I got the labeling mixed up on the target below. The upper grouping was the S&B at seven yards and the lower one was the Armscor, fired at ten. I'm actually kinda pleased with the lower group, with the exception of that egregious flyer. That was fired mostly at a 1rd/sec cadence.

There were no malfunctions of any type to report.

This makes 930 rounds since the Glock 20 was cleaned or lubricated, with two failures to feed (#401, #454) and one failure to fire (#598). 1070 rounds to go.

Friday, August 19, 2016

They put the "fun" in Fundamentalist Islam...

Why bother showing it at all?

Another hundred...

Another hundred rounds of Lucky Gunner's Armscor 180gr FMJ went downrange at Indy Arms Co yesterday morning.

On the lower A-zone there, you can see where I didn't let the front sight blade settle all the way into the notch on a couple rounds. I might have cursed some.

There were no malfunctions of any type to report.

This makes 830 rounds since the Glock 20 was cleaned or lubricated, with two failures to feed (#401, #454) and one failure to fire (#598). 1170 rounds to go.

It's here, Charlie Brown.

 So, you bring your eight- or nine-hundred pound pumpkin to the state fair...

 ...only to have your gourd squashed... a behemoth weighing in at a full seven-tenths of a ton, a new Hoosier record.

Hit-and-Miss Engine

The grist mill in Pioneer Village is powered by a hit-and-miss engine. It's become something of a tradition to get lunch in the Indiana Beef Cattle Association tent next to Pioneer Village, and the sound of the engine chugging away is now linked by association in my mind to the taste of a ribeye sandwich.

This year, the engine was a different one than usual, with an open waterfall radiator for cooling.

 Rocker arm for exhaust valve.

 Stone mill grinds grain for purchase by fairgoers.

Thursday, August 18, 2016

American-Occupied America...

I just spent a wonderful afternoon deep in the heart of American-Occupied America. The State Fair is such a mood-lifter. I look forward to it every year.
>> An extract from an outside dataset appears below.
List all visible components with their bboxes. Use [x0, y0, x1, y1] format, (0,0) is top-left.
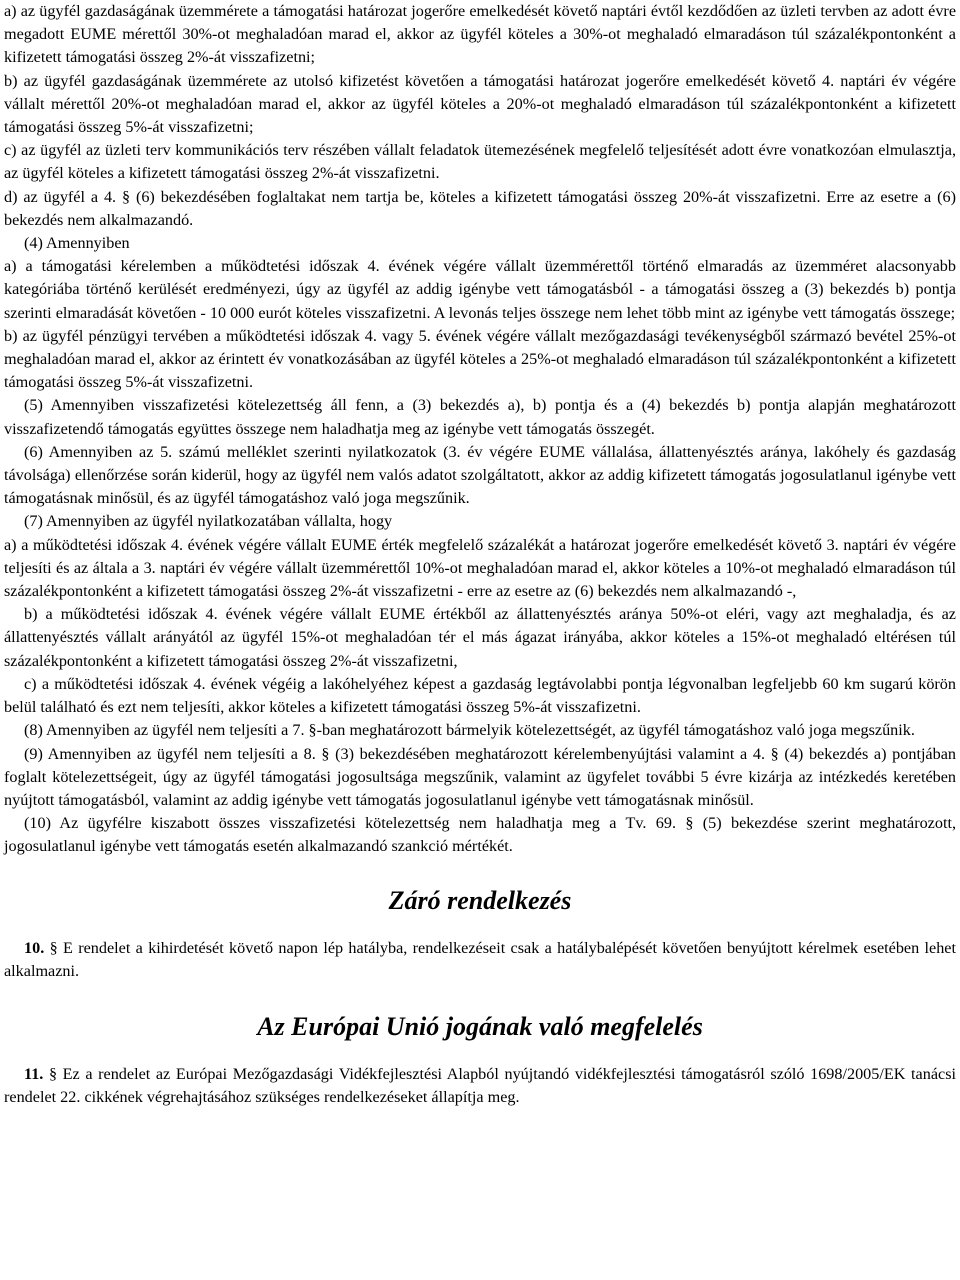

It's the politest crowd you will ever find yourself in. The kids, especially the farm kids, make you go home humming "The Kids Are Alright". The whole thing is a celebration of the people who Get Shit Done. It's a wonderful antidote to the 24/7 depressing news cycle.

The Circle of Life...

"Man, I just {LISTENED_TO_ALBUM/WENT_TO_CONCERT} by {$GROUP_FROM_MY_TEENS/EARLY_TWENTIES} and they still kicked ass just like they did when they were new. {$GROUP_LIKED_BY_KIDS_WHO_SHOULD_GET_OFF_MY_LAWN} just won't have that same kind of staying power."

Moving right along...

Thanks to Lucky Gunner, the Glock 20 test continues, with a box of 50 Armscor 180gr FMJ rounds being sent downrange at Indy Arms Co yesterday morning.

Ballistically, these are about what I'd choose if I were to be running up the round count in a class with this gun; they've got enough oomph to cycle the thing reliably, even with the heavier recoil spring, but they're not so fatiguing that you couldn't shoot a few hundred in a day without risking carpal tunnel syndrome. The big Glocks do serve as pretty decent recoil sponges.

I probably was shooting a little fast. (The bottom cluster of bullet holes, including that flyer in the "neck", are from the Honor Guard 9. Ignore those for now.)

This makes 730 rounds since the Glock 20 was cleaned or lubricated, with two failures to feed (#401, #454) and one failure to fire (#598). 1270 rounds to go.